Sikap yang sering ditunjukkan adalah menolak kelompok LGBT mentah-mentah, bahkan mempersekusinya. Tapi, apakah itu sikap satu-satunya kaum beragama terhadap kelompok LGBT? Rasanya sih tidak. Kalau kita berkaca pada sikap Paus Fransiskus, kita akan menemukan sikap yang berbeda.
Bagi Paus, semua manusia adalah ciptaan Tuhan yang memiliki martabat. Karena itu, semua manusia harus dihormati dan diperlakukan baik. Makanya, Paus sering menyatakan perlunya gereja menyambut dan mencintai semua orang, terlepas orientasi seksualnya.

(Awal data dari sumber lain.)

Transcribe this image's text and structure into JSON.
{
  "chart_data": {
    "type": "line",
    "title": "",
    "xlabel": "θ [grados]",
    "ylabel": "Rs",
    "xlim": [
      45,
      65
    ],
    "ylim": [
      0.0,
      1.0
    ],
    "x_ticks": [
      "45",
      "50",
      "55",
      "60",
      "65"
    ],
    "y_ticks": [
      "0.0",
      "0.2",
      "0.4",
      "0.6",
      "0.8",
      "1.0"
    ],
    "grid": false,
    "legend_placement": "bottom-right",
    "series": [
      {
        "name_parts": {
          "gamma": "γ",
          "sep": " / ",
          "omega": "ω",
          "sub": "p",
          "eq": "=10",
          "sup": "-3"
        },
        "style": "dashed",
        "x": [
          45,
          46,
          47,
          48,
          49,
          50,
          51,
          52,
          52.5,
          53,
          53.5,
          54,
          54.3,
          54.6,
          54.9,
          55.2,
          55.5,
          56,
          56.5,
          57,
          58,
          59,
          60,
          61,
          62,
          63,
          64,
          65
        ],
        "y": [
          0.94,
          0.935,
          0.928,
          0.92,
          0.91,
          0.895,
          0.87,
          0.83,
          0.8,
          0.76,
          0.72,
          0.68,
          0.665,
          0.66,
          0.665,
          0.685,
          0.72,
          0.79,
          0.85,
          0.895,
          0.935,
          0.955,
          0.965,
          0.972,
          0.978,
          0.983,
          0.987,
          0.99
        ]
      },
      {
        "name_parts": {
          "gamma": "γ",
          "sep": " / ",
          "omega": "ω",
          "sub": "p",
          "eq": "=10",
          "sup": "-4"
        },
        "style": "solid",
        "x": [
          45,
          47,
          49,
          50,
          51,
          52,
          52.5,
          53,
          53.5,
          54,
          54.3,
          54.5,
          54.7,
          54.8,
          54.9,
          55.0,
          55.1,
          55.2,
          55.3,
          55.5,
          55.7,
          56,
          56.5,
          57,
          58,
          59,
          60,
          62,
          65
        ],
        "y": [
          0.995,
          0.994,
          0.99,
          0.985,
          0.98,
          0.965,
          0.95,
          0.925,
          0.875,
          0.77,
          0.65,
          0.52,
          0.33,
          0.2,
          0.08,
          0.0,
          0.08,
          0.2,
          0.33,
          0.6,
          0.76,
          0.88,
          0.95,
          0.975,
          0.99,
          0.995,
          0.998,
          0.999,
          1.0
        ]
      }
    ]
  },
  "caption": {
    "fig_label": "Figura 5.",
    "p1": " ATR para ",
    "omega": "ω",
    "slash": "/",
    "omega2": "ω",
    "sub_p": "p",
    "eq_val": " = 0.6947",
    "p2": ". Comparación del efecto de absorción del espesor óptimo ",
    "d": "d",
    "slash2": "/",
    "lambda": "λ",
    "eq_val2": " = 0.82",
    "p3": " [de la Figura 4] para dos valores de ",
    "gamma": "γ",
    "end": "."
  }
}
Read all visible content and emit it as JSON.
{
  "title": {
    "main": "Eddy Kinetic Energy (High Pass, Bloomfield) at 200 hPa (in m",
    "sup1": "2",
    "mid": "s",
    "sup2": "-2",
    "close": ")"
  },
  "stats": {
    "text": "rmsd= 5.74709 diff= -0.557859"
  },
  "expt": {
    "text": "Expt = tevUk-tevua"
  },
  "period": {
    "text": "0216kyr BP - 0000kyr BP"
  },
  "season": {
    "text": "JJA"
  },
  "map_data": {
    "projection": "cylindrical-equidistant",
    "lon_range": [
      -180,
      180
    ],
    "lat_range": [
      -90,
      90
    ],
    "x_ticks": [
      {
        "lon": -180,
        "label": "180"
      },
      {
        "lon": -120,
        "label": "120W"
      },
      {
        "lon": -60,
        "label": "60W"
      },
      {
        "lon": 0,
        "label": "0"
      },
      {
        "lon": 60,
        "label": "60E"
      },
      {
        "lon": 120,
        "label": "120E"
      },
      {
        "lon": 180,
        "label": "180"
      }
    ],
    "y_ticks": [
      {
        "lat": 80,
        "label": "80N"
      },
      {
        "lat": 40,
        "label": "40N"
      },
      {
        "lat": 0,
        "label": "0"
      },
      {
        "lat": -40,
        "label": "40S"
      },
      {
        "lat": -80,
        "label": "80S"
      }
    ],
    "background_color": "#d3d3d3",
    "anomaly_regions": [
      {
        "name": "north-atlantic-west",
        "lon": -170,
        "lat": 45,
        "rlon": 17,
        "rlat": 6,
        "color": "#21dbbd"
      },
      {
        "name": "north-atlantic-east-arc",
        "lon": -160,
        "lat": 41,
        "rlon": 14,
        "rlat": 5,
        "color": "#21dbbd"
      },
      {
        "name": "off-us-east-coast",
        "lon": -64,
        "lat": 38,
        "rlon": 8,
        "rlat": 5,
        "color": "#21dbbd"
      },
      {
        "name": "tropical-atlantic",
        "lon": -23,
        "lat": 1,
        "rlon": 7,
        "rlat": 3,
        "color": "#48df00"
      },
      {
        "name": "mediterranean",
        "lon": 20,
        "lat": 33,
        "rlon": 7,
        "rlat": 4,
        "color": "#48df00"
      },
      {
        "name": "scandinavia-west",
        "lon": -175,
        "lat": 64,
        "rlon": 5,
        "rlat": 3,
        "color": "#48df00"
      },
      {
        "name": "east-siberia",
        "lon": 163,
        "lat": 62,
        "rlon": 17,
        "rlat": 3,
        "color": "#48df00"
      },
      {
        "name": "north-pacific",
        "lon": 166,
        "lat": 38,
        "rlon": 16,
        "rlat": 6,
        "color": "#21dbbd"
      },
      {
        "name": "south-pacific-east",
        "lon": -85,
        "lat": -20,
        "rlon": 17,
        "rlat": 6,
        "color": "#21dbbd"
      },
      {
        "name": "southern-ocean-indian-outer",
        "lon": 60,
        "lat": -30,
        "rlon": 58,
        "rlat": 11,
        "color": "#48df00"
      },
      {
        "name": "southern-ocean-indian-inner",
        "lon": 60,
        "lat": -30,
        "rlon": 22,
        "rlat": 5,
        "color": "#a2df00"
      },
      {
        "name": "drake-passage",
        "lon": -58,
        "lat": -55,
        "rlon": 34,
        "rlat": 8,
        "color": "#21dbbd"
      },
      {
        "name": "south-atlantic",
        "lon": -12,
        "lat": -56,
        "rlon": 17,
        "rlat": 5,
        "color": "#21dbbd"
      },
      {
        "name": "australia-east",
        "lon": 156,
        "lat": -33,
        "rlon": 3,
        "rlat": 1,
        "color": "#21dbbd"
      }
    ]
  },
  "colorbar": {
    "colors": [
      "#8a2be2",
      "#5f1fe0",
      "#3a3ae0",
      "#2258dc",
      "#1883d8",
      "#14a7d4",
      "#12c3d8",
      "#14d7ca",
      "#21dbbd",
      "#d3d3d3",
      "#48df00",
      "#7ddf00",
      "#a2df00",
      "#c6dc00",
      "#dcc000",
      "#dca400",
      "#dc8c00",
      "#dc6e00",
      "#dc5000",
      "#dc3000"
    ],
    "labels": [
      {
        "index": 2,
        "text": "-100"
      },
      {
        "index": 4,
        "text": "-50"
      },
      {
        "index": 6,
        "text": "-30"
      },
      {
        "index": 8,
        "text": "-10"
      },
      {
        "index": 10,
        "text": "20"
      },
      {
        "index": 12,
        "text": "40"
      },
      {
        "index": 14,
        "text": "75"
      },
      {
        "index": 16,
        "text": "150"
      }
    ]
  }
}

“Jika seorang gay mencari Tuhan dan memiliki niat baik, lalu siapalah saya untuk menghakiminya?” kata Paus. Sikap merendah yang luar biasa dari Imam umat Katolik se-dunia ya.
Sikap Paus yang sama bisa kita temukan ketika dia membalas surat yang dilayangkan Pastor James Martin pada Mei lalu. Pastor James adalah Imam Jesuit yang juga melayani umat Katolik dari kelompok LGBT.

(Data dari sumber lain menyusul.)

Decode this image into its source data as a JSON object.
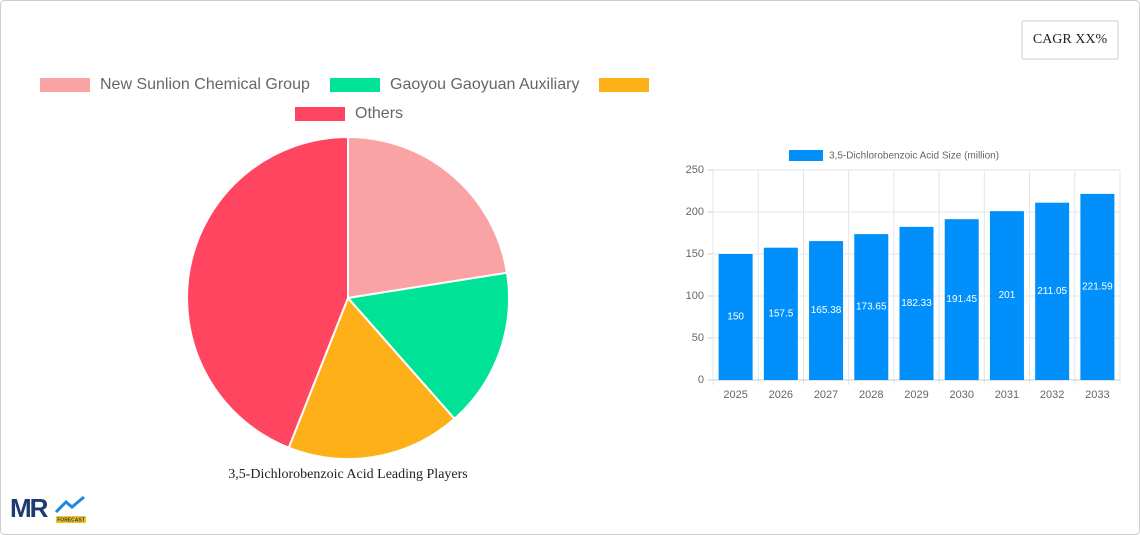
{
  "cagr_label": "CAGR XX%",
  "logo": {
    "mark": "MR",
    "sub": "FORECAST"
  },
  "chart_data": [
    {
      "type": "pie",
      "title": "3,5-Dichlorobenzoic Acid Leading Players",
      "categories": [
        "New Sunlion Chemical Group",
        "Gaoyou Gaoyuan Auxiliary",
        null,
        "Others"
      ],
      "values": [
        22.5,
        16,
        17.5,
        44
      ],
      "colors": [
        "#f9a3a4",
        "#00e396",
        "#feb019",
        "#ff4560"
      ]
    },
    {
      "type": "bar",
      "categories": [
        "2025",
        "2026",
        "2027",
        "2028",
        "2029",
        "2030",
        "2031",
        "2032",
        "2033"
      ],
      "series": [
        {
          "name": "3,5-Dichlorobenzoic Acid Size (million)",
          "color": "#008ffb",
          "values": [
            150,
            157.5,
            165.38,
            173.65,
            182.33,
            191.45,
            201,
            211.05,
            221.59
          ]
        }
      ],
      "ylim": [
        0,
        250
      ],
      "yticks": [
        0,
        50,
        100,
        150,
        200,
        250
      ],
      "grid": true
    }
  ]
}
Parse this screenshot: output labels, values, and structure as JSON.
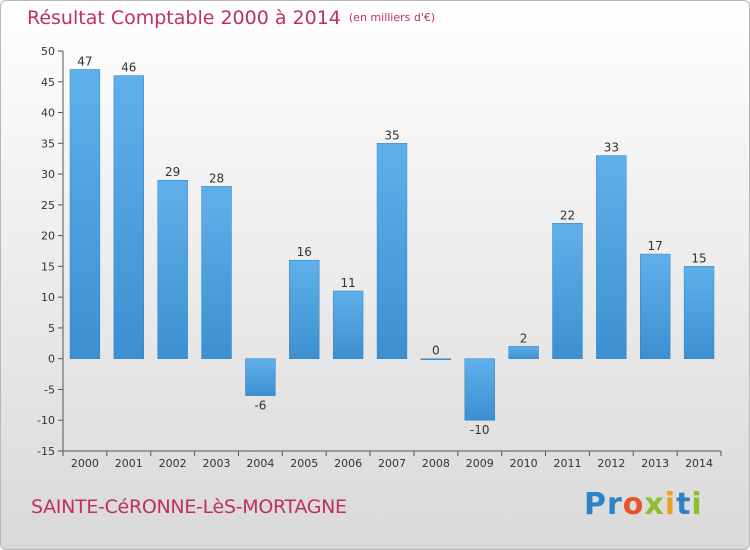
{
  "chart_data": {
    "type": "bar",
    "title": "Résultat Comptable 2000 à 2014",
    "unit_note": "(en milliers d'€)",
    "xlabel": "",
    "ylabel": "",
    "categories": [
      "2000",
      "2001",
      "2002",
      "2003",
      "2004",
      "2005",
      "2006",
      "2007",
      "2008",
      "2009",
      "2010",
      "2011",
      "2012",
      "2013",
      "2014"
    ],
    "values": [
      47,
      46,
      29,
      28,
      -6,
      16,
      11,
      35,
      0,
      -10,
      2,
      22,
      33,
      17,
      15
    ],
    "ylim": [
      -15,
      50
    ],
    "yticks": [
      -15,
      -10,
      -5,
      0,
      5,
      10,
      15,
      20,
      25,
      30,
      35,
      40,
      45,
      50
    ],
    "grid": false,
    "legend": "none",
    "bar_color": "#3d8fd0",
    "bar_color_light": "#5fb0ea"
  },
  "footer": {
    "town": "SAINTE-CéRONNE-LèS-MORTAGNE",
    "logo_parts": [
      "Pr",
      "o",
      "x",
      "i",
      "t",
      "i"
    ]
  }
}
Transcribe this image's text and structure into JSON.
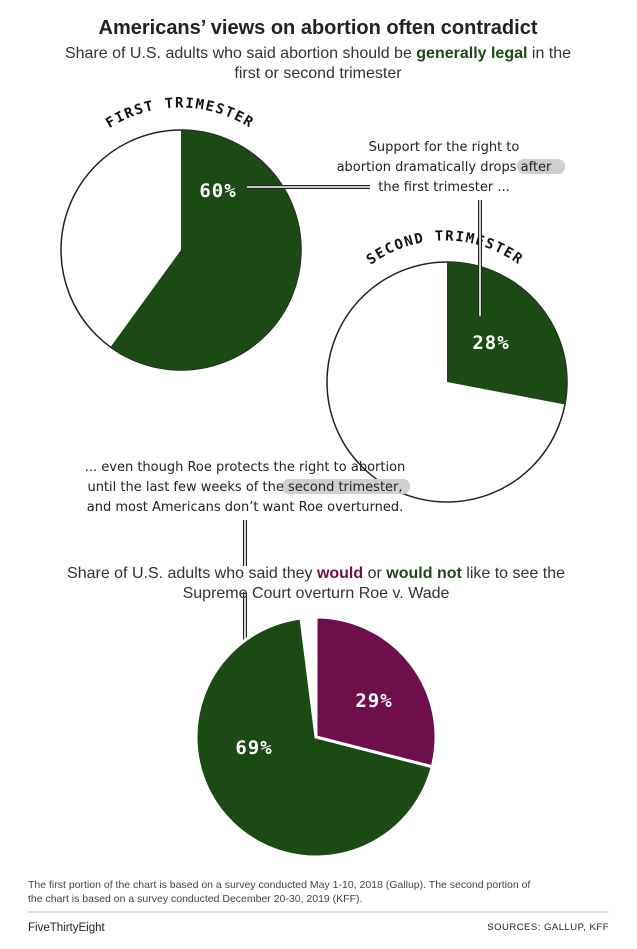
{
  "header": {
    "title": "Americans’ views on abortion often contradict",
    "subtitle_line1_pre": "Share of U.S. adults who said abortion should be ",
    "subtitle_line1_highlight": "generally legal",
    "subtitle_line1_post": " in the",
    "subtitle_line2": "first or second trimester"
  },
  "annotations": {
    "top": [
      "Support for the right to",
      "abortion dramatically drops after",
      "the first trimester ..."
    ],
    "middle": [
      "... even though Roe protects the right to abortion",
      "until the last few weeks of the second trimester,",
      "and most Americans don’t want Roe overturned."
    ]
  },
  "second_heading": {
    "line1_pre": "Share of U.S. adults who said they ",
    "line1_would": "would",
    "line1_or": " or ",
    "line1_would_not": "would not",
    "line1_post": " like to see the",
    "line2": "Supreme Court overturn Roe v. Wade"
  },
  "notes": {
    "line1": "The first portion of the chart is based on a survey conducted May 1-10, 2018 (Gallup). The second portion of",
    "line2": "the chart is based on a survey conducted December 20-30, 2019 (KFF)."
  },
  "footer": {
    "brand": "FiveThirtyEight",
    "sources": "SOURCES: GALLUP, KFF"
  },
  "colors": {
    "green": "#1b4a14",
    "purple": "#6e0f4b",
    "highlight": "#cfcfcf"
  },
  "chart_data": [
    {
      "type": "pie",
      "title": "FIRST TRIMESTER",
      "values": [
        60
      ],
      "value_labels": [
        "60%"
      ],
      "remainder_shown": "outline only"
    },
    {
      "type": "pie",
      "title": "SECOND TRIMESTER",
      "values": [
        28
      ],
      "value_labels": [
        "28%"
      ],
      "remainder_shown": "outline only"
    },
    {
      "type": "pie",
      "categories": [
        "would",
        "would not"
      ],
      "values": [
        29,
        69
      ],
      "value_labels": [
        "29%",
        "69%"
      ],
      "colors": [
        "#6e0f4b",
        "#1b4a14"
      ],
      "remainder_shown": "gap"
    }
  ]
}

Pastor James meminta Paus menjawab tiga pertanyaan yang sering ditanyakan umat Katolik dari kelompok LGBT dan keluarganya. Salah satunya, apa hal terpenting yang harus diketahui kelompok LGBT tentang Tuhan.
Paus mengatakan Tuhan adalah bapa yang tidak mengingkari anak-anaknya. “Gaya Tuhan adalah kedekatan, belas kasih, dan kelembutan,” tulis Paus. Menyejukkan ya. Apa yang saya tampilkan di sini memang hanya sikap Paus Fransiskus.
Tapi sikap positif dan kebaikan ini rasanya bisa dipetik oleh umat agama manapun. Mudah-mudahan semakin banyak pemuka agama yang positif terhadap kelompok LGBT.